The third practice is a type of self-massage, using the hands to rub the body and stimulate local circulation.  The upper abdomen is massaged by placing the palm on the abdomen and circling it with light pressure in a clockwise direction several times (e.g. about 30), covering the area of the stomach, upper intestines, and liver.  This exercise will enhance the digestive functions and can be undertaken before and/or after meals.  Before meals, it can enhance the appetite if it is weak, or calm the appetite if it is excessive.  After meals it will speed up digestion and will alleviate gas and bloating.  If a deeper massage is desired, the base of the palm can be rotated over a local area, and then moved to the next spot, a little at a time in a clockwise direction.

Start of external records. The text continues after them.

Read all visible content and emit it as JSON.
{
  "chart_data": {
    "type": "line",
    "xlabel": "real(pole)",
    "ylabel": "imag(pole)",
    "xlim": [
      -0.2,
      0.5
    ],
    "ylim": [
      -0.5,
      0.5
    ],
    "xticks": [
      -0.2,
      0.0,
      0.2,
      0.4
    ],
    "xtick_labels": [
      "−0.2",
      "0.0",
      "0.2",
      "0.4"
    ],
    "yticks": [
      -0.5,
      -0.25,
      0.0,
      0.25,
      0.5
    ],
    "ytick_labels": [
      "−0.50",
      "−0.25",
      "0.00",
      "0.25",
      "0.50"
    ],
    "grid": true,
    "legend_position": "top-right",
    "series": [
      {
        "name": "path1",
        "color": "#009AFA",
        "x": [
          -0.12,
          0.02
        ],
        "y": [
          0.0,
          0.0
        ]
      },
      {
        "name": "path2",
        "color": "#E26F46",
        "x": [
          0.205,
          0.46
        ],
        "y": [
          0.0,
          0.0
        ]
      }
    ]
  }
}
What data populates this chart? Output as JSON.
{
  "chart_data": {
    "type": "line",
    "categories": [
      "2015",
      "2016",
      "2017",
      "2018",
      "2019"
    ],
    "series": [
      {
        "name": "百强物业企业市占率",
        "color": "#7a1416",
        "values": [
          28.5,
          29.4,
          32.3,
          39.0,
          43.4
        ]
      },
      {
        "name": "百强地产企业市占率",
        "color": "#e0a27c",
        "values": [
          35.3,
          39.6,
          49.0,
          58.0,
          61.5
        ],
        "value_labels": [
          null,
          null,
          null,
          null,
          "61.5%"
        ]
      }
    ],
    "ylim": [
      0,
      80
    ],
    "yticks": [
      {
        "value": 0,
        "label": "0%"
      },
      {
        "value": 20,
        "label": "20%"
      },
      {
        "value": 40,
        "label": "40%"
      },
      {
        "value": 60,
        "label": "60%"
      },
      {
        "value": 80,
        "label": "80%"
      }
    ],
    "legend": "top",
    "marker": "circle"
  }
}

As described by the 16th century medical specialist Gao Ling: “Selecting a place to do so that is free of draft, comb your head daily 100–200 times during the summer months, taking care not to injure the scalp.  This is a natural method to expel wind and brighten the eyes.” This combing is done with the fingers; the hand is curved and fingers separated to make a comb-like action, moving from the front hairline back (for those who are bald, the same basic pattern of combing the head is used).  The breathing is kept steady and attention drawn to the sensation in the palms.   All the meridians of the head are thus stimulated, and this especially affects the circulation of the yang qi.  The number of strokes is typically about 50 at one time, and that can done two or more times per day.   

The four exercises selected here, taken together will help correct many disorders of the gastro-intestinal system, will cam the mind, and brighten the senses.  Regular practice (which takes up only about five to ten minutes per day) over a period of several weeks may produce remarkable improvements.  Continued practice will help prevent future dysfunctions of the internal organs.